Multiple simple nano-delivery traditional therapeutic medications have been approved for cancer patients, however, their efficacy is typically inferior to that of other recognized treatment techniques. Therefore, people were searching for new treatments [188]. It is worth noting that the recent clinical advancements in immunotherapy have resulted in a substantial shift in the treatment of advanced malignant tumors. Nevertheless, this treatment is not perfect either, as there are still many patients who have not benefited from the currently available immunotherapy, and many people have had immune-related side effects [189]. Patient-specific genetic mutations frequently contribute to these adverse events. This also proposes that tumor immunotherapy could be coupled with gene therapy as another more precise and efficient treatment. Meanwhile, TME is the main cause of failure in nanomedicine and immunotherapy, which limits the delivery while also affecting efficacy, even if the drug accumulates in TME. Coincidentally, disrupting the TME characteristics of nanomedicine delivery can also lead to immune suppression. siRNA drugs have significant advantages in addressing the aforementioned issues [190]. Compared it to other therapeutic approaches, siRNA provides substantial therapeutic benefits. It can accurately inhibit the expression of target genes, promote tumor cell apoptosis, and have fewer side effects than traditional treatment methods. The ability of siRNA medicines to remodel TME has also proven to be extremely effective and could interfere with the core proteins in all components of TME. However, the development of drug delivery is relatively slow now. Virus is the most frequently utilized carrier, while NP drug delivery is the most famous and promising direction. With more and more rare disease siRNA delivery platforms gaining recognition, such as “Patisiran” and “ASO inotersen”. As a result, increasing amounts of funding are being directed in this manner [66,191,192].
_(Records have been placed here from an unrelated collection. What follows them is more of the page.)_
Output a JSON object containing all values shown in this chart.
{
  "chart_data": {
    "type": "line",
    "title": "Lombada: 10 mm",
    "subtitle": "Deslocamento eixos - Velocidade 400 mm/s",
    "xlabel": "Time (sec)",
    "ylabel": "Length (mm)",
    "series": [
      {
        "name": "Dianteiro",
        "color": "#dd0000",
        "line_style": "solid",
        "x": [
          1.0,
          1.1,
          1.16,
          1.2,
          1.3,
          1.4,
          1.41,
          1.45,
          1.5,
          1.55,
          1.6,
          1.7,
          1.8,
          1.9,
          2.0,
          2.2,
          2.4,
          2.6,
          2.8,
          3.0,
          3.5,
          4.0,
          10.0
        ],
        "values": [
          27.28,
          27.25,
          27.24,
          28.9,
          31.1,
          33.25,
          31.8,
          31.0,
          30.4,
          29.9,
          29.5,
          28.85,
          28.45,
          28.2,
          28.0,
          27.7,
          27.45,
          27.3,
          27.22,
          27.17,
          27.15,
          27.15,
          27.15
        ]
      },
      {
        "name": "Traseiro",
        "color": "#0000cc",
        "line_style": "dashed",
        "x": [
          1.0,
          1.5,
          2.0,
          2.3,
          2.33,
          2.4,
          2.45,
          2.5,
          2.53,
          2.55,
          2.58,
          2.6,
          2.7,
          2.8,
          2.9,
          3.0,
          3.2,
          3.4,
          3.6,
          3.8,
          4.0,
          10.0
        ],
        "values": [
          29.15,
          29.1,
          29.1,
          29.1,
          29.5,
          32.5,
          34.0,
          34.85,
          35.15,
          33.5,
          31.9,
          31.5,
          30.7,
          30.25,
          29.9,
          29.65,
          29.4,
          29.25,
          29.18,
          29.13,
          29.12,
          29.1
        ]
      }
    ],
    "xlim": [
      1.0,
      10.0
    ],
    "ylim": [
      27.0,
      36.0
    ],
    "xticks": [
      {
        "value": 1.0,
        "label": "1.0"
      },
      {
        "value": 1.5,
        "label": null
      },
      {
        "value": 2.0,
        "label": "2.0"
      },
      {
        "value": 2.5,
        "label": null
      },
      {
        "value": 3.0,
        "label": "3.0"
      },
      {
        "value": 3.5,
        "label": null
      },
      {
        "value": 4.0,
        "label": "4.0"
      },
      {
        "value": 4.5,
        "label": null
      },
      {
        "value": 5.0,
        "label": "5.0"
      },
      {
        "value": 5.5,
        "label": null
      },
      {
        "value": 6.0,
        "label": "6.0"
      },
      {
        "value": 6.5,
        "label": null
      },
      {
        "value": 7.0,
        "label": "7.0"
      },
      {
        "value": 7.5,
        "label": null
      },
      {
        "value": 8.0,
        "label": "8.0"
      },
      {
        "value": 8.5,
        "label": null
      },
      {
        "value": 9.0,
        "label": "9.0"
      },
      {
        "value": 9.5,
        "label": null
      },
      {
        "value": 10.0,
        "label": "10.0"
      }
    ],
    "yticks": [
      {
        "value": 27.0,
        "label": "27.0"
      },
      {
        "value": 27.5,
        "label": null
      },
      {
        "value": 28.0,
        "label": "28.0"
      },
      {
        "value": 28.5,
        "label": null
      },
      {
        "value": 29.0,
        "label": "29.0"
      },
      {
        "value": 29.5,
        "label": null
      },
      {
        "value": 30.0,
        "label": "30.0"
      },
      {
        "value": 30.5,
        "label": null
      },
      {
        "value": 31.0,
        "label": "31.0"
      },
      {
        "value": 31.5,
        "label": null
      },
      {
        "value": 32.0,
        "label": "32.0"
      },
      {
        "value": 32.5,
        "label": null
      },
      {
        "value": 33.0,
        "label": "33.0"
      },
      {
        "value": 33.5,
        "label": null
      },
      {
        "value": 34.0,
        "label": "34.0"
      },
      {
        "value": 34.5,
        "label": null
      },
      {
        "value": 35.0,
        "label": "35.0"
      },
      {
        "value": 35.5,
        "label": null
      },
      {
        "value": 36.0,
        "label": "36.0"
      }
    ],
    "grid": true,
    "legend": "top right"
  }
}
Many novel delivery solutions have been continuously explored, among which the following three main strategies to optimize delivery technology are the most influential trendiest: chemical modification [193,194], biological coupling [195,196], and carrier-mediated vesicles [193,197]. The following strategies have been used to optimize the safety, efficacy and stability of siRNA therapy. The development of siRNA therapeutics is ongoing, and selecting alternative drug carriers and target genes for siRNA will alter its dosing system [198]. Therefore, how to establish an efficient and standard delivery dose for this drug is worth further research and discussion. It should be stated that the mechanism of target gene selection and delivery vectors for siRNA drugs often requires different researchers with different backgrounds, which always creates an undeniable knowledge gap or missing link. We believe that we are able to benefit from the study methodologies of uncommon genetic illnesses (http://www.orpha.net) and establish a mechanisms database for pharmaceutical researchers to choose target genes. Concurrently, it can also set up a complete delivery vectors database of nucleic acid drugs for molecular genetics researchers to learn. Generally speaking, customizing siRNA to control tumor microenvironment to acquire precise cancer treatment is a promising new strategy for tumor prevention and treatment.

Conflicts of interest

The authors declare that they have no conflict of interest.